Folha de S. Paulo


Racismo trava avanços no combate à mortalidade por anemia falciforme

A mortalidade por anemia falciforme até os cinco anos de vida pode chegar a 35% se as crianças portadoras não tiverem acesso ao diagnóstico precoce e tratamento adequado.

Trata-se de uma doença genética e hereditária, que afeta predominante em negros, e se caracteriza por uma alteração nos glóbulos vermelhos, que adquirem o aspecto de uma foice (daí o nome falciforme) e endurecem, dificultando a oxigenação dos tecidos.

É uma enfermidade culturalmente negligenciada nos sistemas de saúde de todos os continentes.

Por isso, em 2009, em atenção às reivindicações das organizações da sociedade civil, a ONU (Organização das Nações Unidas) instituiu o 19 de junho como Dia Internacional de Conscientização e Ação no Combate a Mortalidade Infantil por Anemia Falciforme.

A data é um marco mobilizador de ações que revertam a mortalidade da doença. Com essa iniciativa, a ONU quis chamar a atenção dos ministros de saúde integrantes dos Estados membros da organização para somarem esforços na implantação de políticas que revertam esse quadro.

É um chamamento também aos compromissos pactuados em 2000, que ganharam o nome de Objetivos de Desenvolvimento do Milênio.

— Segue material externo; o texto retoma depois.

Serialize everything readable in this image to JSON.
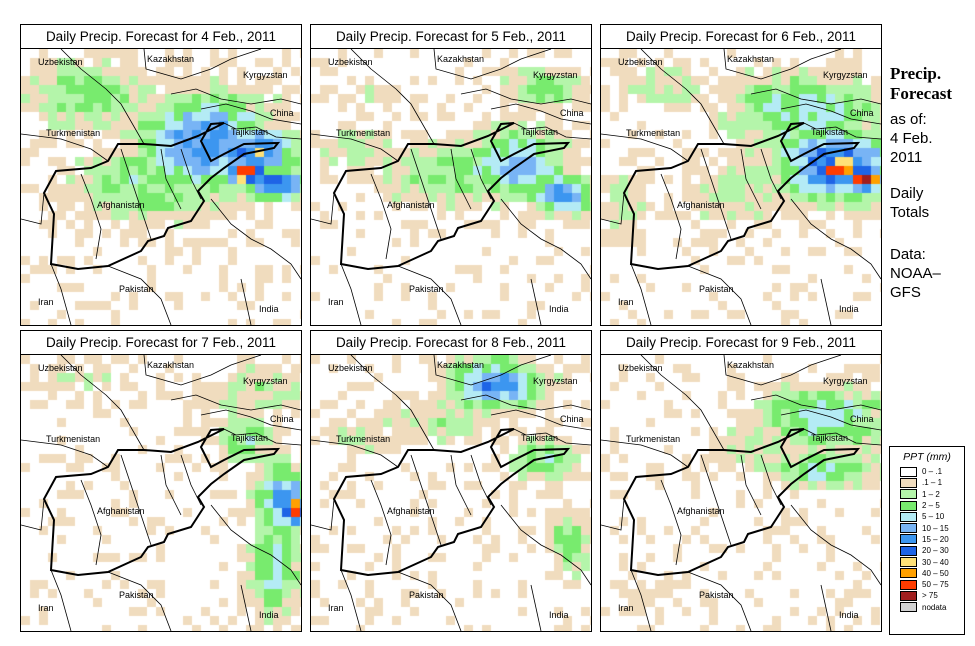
{
  "panels": [
    {
      "title": "Daily Precip. Forecast for  4 Feb., 2011"
    },
    {
      "title": "Daily Precip. Forecast for  5 Feb., 2011"
    },
    {
      "title": "Daily Precip. Forecast for  6 Feb., 2011"
    },
    {
      "title": "Daily Precip. Forecast for  7 Feb., 2011"
    },
    {
      "title": "Daily Precip. Forecast for  8 Feb., 2011"
    },
    {
      "title": "Daily Precip. Forecast for  9 Feb., 2011"
    }
  ],
  "countries": {
    "uzbekistan": "Uzbekistan",
    "kazakhstan": "Kazakhstan",
    "kyrgyzstan": "Kyrgyzstan",
    "china": "China",
    "turkmenistan": "Turkmenistan",
    "tajikistan": "Tajikistan",
    "afghanistan": "Afghanistan",
    "pakistan": "Pakistan",
    "iran": "Iran",
    "india": "India"
  },
  "side": {
    "title1": "Precip.",
    "title2": "Forecast",
    "asof": "as of:",
    "date1": "4 Feb.",
    "date2": "2011",
    "totals1": "Daily",
    "totals2": "Totals",
    "data1": "Data:",
    "data2": "NOAA–",
    "data3": "GFS"
  },
  "legend": {
    "title": "PPT (mm)",
    "items": [
      {
        "label": "0 – .1",
        "color": "#ffffff"
      },
      {
        "label": ".1 – 1",
        "color": "#f0dcbe"
      },
      {
        "label": "1 – 2",
        "color": "#b4f5aa"
      },
      {
        "label": "2 – 5",
        "color": "#78eb6e"
      },
      {
        "label": "5 – 10",
        "color": "#b4ebf5"
      },
      {
        "label": "10 – 15",
        "color": "#78b4f5"
      },
      {
        "label": "15 – 20",
        "color": "#3c96f0"
      },
      {
        "label": "20 – 30",
        "color": "#1e64e6"
      },
      {
        "label": "30 – 40",
        "color": "#ffe178"
      },
      {
        "label": "40 – 50",
        "color": "#ffa000"
      },
      {
        "label": "50 – 75",
        "color": "#ff3c00"
      },
      {
        "label": "> 75",
        "color": "#a01e1e"
      },
      {
        "label": "nodata",
        "color": "#d2d2d2"
      }
    ]
  }
}
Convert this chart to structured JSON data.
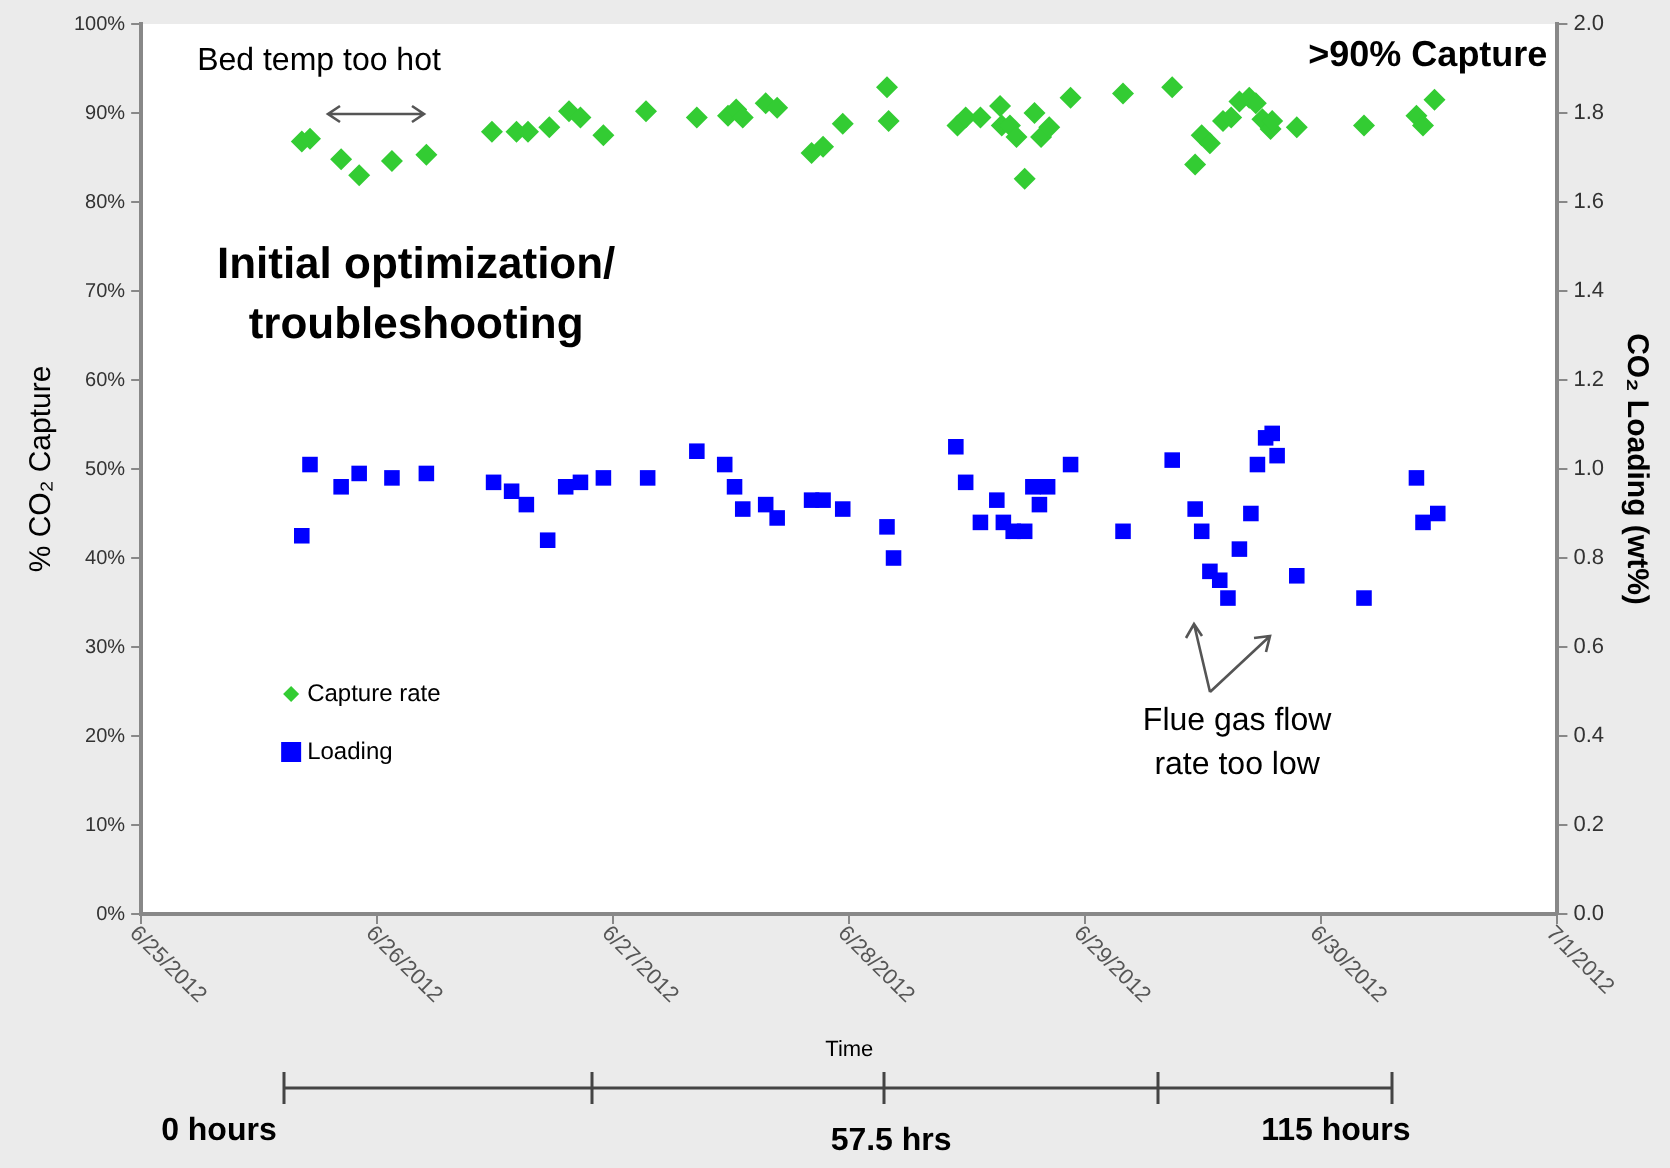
{
  "chart_data": {
    "type": "scatter",
    "xlabel": "Time",
    "ylabel": "% CO₂ Capture",
    "y2label": "CO₂ Loading (wt%)",
    "xlim": [
      "2012-06-25",
      "2012-07-01"
    ],
    "xticks": [
      {
        "value": "2012-06-25",
        "label": "6/25/2012"
      },
      {
        "value": "2012-06-26",
        "label": "6/26/2012"
      },
      {
        "value": "2012-06-27",
        "label": "6/27/2012"
      },
      {
        "value": "2012-06-28",
        "label": "6/28/2012"
      },
      {
        "value": "2012-06-29",
        "label": "6/29/2012"
      },
      {
        "value": "2012-06-30",
        "label": "6/30/2012"
      },
      {
        "value": "2012-07-01",
        "label": "7/1/2012"
      }
    ],
    "ylim": [
      0,
      100
    ],
    "yticks": [
      {
        "value": 0,
        "label": "0%"
      },
      {
        "value": 10,
        "label": "10%"
      },
      {
        "value": 20,
        "label": "20%"
      },
      {
        "value": 30,
        "label": "30%"
      },
      {
        "value": 40,
        "label": "40%"
      },
      {
        "value": 50,
        "label": "50%"
      },
      {
        "value": 60,
        "label": "60%"
      },
      {
        "value": 70,
        "label": "70%"
      },
      {
        "value": 80,
        "label": "80%"
      },
      {
        "value": 90,
        "label": "90%"
      },
      {
        "value": 100,
        "label": "100%"
      }
    ],
    "y2lim": [
      0,
      2
    ],
    "y2ticks": [
      {
        "value": 0,
        "label": "0.0"
      },
      {
        "value": 0.2,
        "label": "0.2"
      },
      {
        "value": 0.4,
        "label": "0.4"
      },
      {
        "value": 0.6,
        "label": "0.6"
      },
      {
        "value": 0.8,
        "label": "0.8"
      },
      {
        "value": 1,
        "label": "1.0"
      },
      {
        "value": 1.2,
        "label": "1.2"
      },
      {
        "value": 1.4,
        "label": "1.4"
      },
      {
        "value": 1.6,
        "label": "1.6"
      },
      {
        "value": 1.8,
        "label": "1.8"
      },
      {
        "value": 2,
        "label": "2.0"
      }
    ],
    "grid": false,
    "legend": "left",
    "series": [
      {
        "name": "Capture rate",
        "color": "#33cc33",
        "marker": "diamond",
        "x": [
          "2012-06-25T16:20",
          "2012-06-25T17:10",
          "2012-06-25T20:20",
          "2012-06-25T22:10",
          "2012-06-26T01:30",
          "2012-06-26T05:00",
          "2012-06-26T11:40",
          "2012-06-26T14:10",
          "2012-06-26T15:20",
          "2012-06-26T17:30",
          "2012-06-26T19:30",
          "2012-06-26T20:40",
          "2012-06-26T23:00",
          "2012-06-27T03:20",
          "2012-06-27T08:30",
          "2012-06-27T11:40",
          "2012-06-27T12:30",
          "2012-06-27T13:10",
          "2012-06-27T15:30",
          "2012-06-27T16:40",
          "2012-06-27T20:10",
          "2012-06-27T21:20",
          "2012-06-27T23:20",
          "2012-06-28T03:50",
          "2012-06-28T04:00",
          "2012-06-28T11:00",
          "2012-06-28T11:50",
          "2012-06-28T13:20",
          "2012-06-28T15:20",
          "2012-06-28T15:30",
          "2012-06-28T16:20",
          "2012-06-28T17:00",
          "2012-06-28T17:50",
          "2012-06-28T18:50",
          "2012-06-28T19:30",
          "2012-06-28T20:20",
          "2012-06-28T22:30",
          "2012-06-29T03:50",
          "2012-06-29T08:50",
          "2012-06-29T11:10",
          "2012-06-29T11:50",
          "2012-06-29T12:40",
          "2012-06-29T14:00",
          "2012-06-29T14:50",
          "2012-06-29T15:40",
          "2012-06-29T16:40",
          "2012-06-29T17:20",
          "2012-06-29T18:00",
          "2012-06-29T18:50",
          "2012-06-29T19:00",
          "2012-06-29T21:30",
          "2012-06-30T04:20",
          "2012-06-30T09:40",
          "2012-06-30T10:20",
          "2012-06-30T11:30"
        ],
        "values": [
          86.8,
          87.1,
          84.8,
          83.0,
          84.6,
          85.3,
          87.9,
          87.9,
          87.9,
          88.4,
          90.2,
          89.5,
          87.5,
          90.2,
          89.5,
          89.7,
          90.4,
          89.5,
          91.1,
          90.6,
          85.5,
          86.2,
          88.8,
          92.9,
          89.1,
          88.6,
          89.5,
          89.5,
          90.8,
          88.6,
          88.6,
          87.3,
          82.6,
          90.0,
          87.3,
          88.4,
          91.7,
          92.2,
          92.9,
          84.2,
          87.5,
          86.6,
          89.1,
          89.5,
          91.3,
          91.7,
          91.1,
          89.3,
          88.2,
          89.1,
          88.4,
          88.6,
          89.7,
          88.6,
          91.5
        ]
      },
      {
        "name": "Loading",
        "color": "#0000ff",
        "marker": "square",
        "axis": "y2",
        "x": [
          "2012-06-25T16:20",
          "2012-06-25T17:10",
          "2012-06-25T20:20",
          "2012-06-25T22:10",
          "2012-06-26T01:30",
          "2012-06-26T05:00",
          "2012-06-26T11:50",
          "2012-06-26T13:40",
          "2012-06-26T15:10",
          "2012-06-26T17:20",
          "2012-06-26T19:10",
          "2012-06-26T20:40",
          "2012-06-26T23:00",
          "2012-06-27T03:30",
          "2012-06-27T08:30",
          "2012-06-27T11:20",
          "2012-06-27T12:20",
          "2012-06-27T13:10",
          "2012-06-27T15:30",
          "2012-06-27T16:40",
          "2012-06-27T20:10",
          "2012-06-27T21:20",
          "2012-06-27T23:20",
          "2012-06-28T03:50",
          "2012-06-28T04:30",
          "2012-06-28T10:50",
          "2012-06-28T11:50",
          "2012-06-28T13:20",
          "2012-06-28T15:00",
          "2012-06-28T15:40",
          "2012-06-28T16:40",
          "2012-06-28T17:50",
          "2012-06-28T18:40",
          "2012-06-28T19:20",
          "2012-06-28T20:10",
          "2012-06-28T22:30",
          "2012-06-29T03:50",
          "2012-06-29T08:50",
          "2012-06-29T11:10",
          "2012-06-29T11:50",
          "2012-06-29T12:40",
          "2012-06-29T13:40",
          "2012-06-29T14:30",
          "2012-06-29T15:40",
          "2012-06-29T16:50",
          "2012-06-29T17:30",
          "2012-06-29T18:20",
          "2012-06-29T19:00",
          "2012-06-29T19:30",
          "2012-06-29T21:30",
          "2012-06-30T04:20",
          "2012-06-30T09:40",
          "2012-06-30T10:20",
          "2012-06-30T11:50"
        ],
        "values": [
          0.85,
          1.01,
          0.96,
          0.99,
          0.98,
          0.99,
          0.97,
          0.95,
          0.92,
          0.84,
          0.96,
          0.97,
          0.98,
          0.98,
          1.04,
          1.01,
          0.96,
          0.91,
          0.92,
          0.89,
          0.93,
          0.93,
          0.91,
          0.87,
          0.8,
          1.05,
          0.97,
          0.88,
          0.93,
          0.88,
          0.86,
          0.86,
          0.96,
          0.92,
          0.96,
          1.01,
          0.86,
          1.02,
          0.91,
          0.86,
          0.77,
          0.75,
          0.71,
          0.82,
          0.9,
          1.01,
          1.07,
          1.08,
          1.03,
          0.76,
          0.71,
          0.98,
          0.88,
          0.9
        ]
      }
    ],
    "annotations": [
      "Bed temp too hot",
      ">90% Capture",
      "Initial optimization/ troubleshooting",
      "Flue gas flow rate too low",
      "0 hours",
      "57.5 hrs",
      "115 hours"
    ]
  }
}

O de número quatro é justamente a redução da mortalidade infantil.

No Brasil, a somatória de esforços das associações nos vários Estados da federação, trabalhando de forma conjunta com o Ministério da Saúde, vem contribuindo para reverter esse quadro.

A mortalidade em alguns Estados, em especial nas regiões Sul e Sudeste, passou de 35% para 2,5% até os cinco anos de vida.

Redução que pode ser explicada por conquistar políticas como a inclusão de tecnologia para detecção da anemia falciforme no Programa Nacional de Triagem Neonatal, de 2001.

E também pela inclusão no SUS (Sistema Único de Saúde) de procedimentos como diagnóstico ao nascer, tratamentos, profilaxia com penicilina, medicamentos na farmácia de alto custo e exames especializados.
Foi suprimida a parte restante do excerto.